Virginia Tech’s 2022 Fall Commencement ceremony takes place today.
“We wish our graduates at the Sanghani Center all the best as they receive their Ph.D. and master’s degrees and take the next step toward achieving their career goals,” said Naren Ramakrishnan, the Thomas L. Phillips Professor of Engineering in the Department of Computer Science at Virginia Tech and director of the Sanghani Center for Artificial Intelligence and Data Analytics.
Following are the Sanghani Center’s 2022 summer and fall graduates:
Nikhil Muralidhar, advised by Naren Ramakrishnan and Anuj Karpatne, has earned a Ph.D. in computer science. His research interest is in leveraging machine learning to address problems in scientific applications leveraging data and scientific theory. He also received a graduate certificate in Urban Computing. The title of his dissertation is “Science Guided Machine Learning: Incorporating Scientific Domain Knowledge for Learning Under Data Paucity and Noisy Contexts.” In Fall 2022, Muralidhar joined the Computer Science Department at Stevens Institute of Technology in Hoboken, New Jersey, as an assistant professor and leads the Scientific Artificial Intelligence (ScAI) Lab to develop scientific machine learning solutions incorporating data and domain knowledge in physics, fluid dynamics, cyber-physical systems and disease modeling.

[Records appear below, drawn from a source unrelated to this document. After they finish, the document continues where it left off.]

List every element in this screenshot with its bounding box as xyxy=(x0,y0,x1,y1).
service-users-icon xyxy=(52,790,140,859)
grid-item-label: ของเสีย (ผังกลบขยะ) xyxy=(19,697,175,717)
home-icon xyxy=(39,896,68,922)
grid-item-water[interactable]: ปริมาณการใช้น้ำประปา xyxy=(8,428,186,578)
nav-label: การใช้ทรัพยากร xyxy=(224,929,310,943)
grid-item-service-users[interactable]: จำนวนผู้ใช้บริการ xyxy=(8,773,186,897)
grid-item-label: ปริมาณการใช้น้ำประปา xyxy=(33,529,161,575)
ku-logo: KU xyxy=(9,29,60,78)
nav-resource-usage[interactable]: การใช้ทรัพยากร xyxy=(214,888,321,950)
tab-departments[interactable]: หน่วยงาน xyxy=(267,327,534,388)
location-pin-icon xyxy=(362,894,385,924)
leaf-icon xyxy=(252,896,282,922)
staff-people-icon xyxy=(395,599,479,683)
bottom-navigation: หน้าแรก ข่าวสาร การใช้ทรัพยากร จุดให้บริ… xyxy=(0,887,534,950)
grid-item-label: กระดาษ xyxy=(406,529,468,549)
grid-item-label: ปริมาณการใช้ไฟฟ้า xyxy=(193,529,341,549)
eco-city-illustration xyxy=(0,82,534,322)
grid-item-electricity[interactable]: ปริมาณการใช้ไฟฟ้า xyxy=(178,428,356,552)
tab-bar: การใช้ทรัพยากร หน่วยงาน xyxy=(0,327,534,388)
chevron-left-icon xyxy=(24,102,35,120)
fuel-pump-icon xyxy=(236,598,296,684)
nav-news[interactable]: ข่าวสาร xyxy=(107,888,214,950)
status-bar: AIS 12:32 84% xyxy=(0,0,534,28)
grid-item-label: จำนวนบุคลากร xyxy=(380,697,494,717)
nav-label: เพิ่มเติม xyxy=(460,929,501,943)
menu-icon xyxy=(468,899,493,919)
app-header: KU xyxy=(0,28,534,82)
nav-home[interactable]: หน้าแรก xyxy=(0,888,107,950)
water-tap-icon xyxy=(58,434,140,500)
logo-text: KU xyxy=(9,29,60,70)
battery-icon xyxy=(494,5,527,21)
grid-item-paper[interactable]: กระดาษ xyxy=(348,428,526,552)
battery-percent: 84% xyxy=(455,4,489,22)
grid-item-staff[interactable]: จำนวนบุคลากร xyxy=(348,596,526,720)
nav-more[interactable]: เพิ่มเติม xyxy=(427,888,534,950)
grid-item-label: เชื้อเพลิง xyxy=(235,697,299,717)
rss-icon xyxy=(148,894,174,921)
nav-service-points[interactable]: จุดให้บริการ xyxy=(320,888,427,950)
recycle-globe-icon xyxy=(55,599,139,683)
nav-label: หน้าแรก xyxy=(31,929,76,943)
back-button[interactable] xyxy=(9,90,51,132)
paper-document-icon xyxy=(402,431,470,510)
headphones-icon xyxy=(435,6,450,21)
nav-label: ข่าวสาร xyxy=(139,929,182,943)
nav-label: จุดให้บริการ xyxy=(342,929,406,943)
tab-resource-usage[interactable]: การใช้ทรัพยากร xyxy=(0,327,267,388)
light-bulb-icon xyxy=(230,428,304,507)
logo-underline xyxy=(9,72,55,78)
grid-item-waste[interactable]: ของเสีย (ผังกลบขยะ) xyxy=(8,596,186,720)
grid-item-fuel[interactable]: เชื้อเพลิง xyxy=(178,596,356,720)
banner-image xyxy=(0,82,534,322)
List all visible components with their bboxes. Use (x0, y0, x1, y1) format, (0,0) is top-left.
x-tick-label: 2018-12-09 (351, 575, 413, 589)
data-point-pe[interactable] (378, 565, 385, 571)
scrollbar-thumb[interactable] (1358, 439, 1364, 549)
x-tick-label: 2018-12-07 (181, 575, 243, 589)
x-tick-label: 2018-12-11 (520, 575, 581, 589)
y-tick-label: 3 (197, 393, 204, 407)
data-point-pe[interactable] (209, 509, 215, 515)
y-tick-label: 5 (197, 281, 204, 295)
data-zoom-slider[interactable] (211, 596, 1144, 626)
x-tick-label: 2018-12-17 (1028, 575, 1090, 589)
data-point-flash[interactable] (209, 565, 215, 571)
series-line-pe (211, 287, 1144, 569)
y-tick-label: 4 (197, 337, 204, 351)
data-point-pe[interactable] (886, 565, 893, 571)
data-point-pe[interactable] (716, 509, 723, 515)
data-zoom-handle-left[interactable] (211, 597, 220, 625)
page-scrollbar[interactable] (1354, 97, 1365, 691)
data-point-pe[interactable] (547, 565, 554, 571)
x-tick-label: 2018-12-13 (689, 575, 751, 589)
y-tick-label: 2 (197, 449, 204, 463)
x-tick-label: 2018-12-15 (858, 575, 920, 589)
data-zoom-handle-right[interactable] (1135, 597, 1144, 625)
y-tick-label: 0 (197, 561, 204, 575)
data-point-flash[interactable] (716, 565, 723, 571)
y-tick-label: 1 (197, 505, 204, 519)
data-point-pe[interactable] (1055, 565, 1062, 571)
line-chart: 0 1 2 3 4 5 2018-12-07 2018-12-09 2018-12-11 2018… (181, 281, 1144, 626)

Xinyue Wang, advised by Edward Fox, has earned a Ph.D. in computer science. His research focuses on web archive processing and analysis infrastructure through distributed computation. The title of his dissertation is “Large Web Archive Collection Infrastructure and Services.” Wang is joining Yahoo in San Jose, California, as a research scientist.
Huiman Han, advised by Chris North, has earned a master’s degree in computer science. Her research focuses on visual analytics, interactive machine learning, and explainable artificial intelligence. The title of her thesis is “Explainable Interactive Projections for Image Data.” Huimin is joining LinkedIn in Mountain View, California, as a software engineer in Machine Learning.
Sarah Maxseiner, advised by Lynn Abbott, received a master’s degree in electrical and computer engineering. Her thesis is on assessing the quality level of hand-drawn sketches.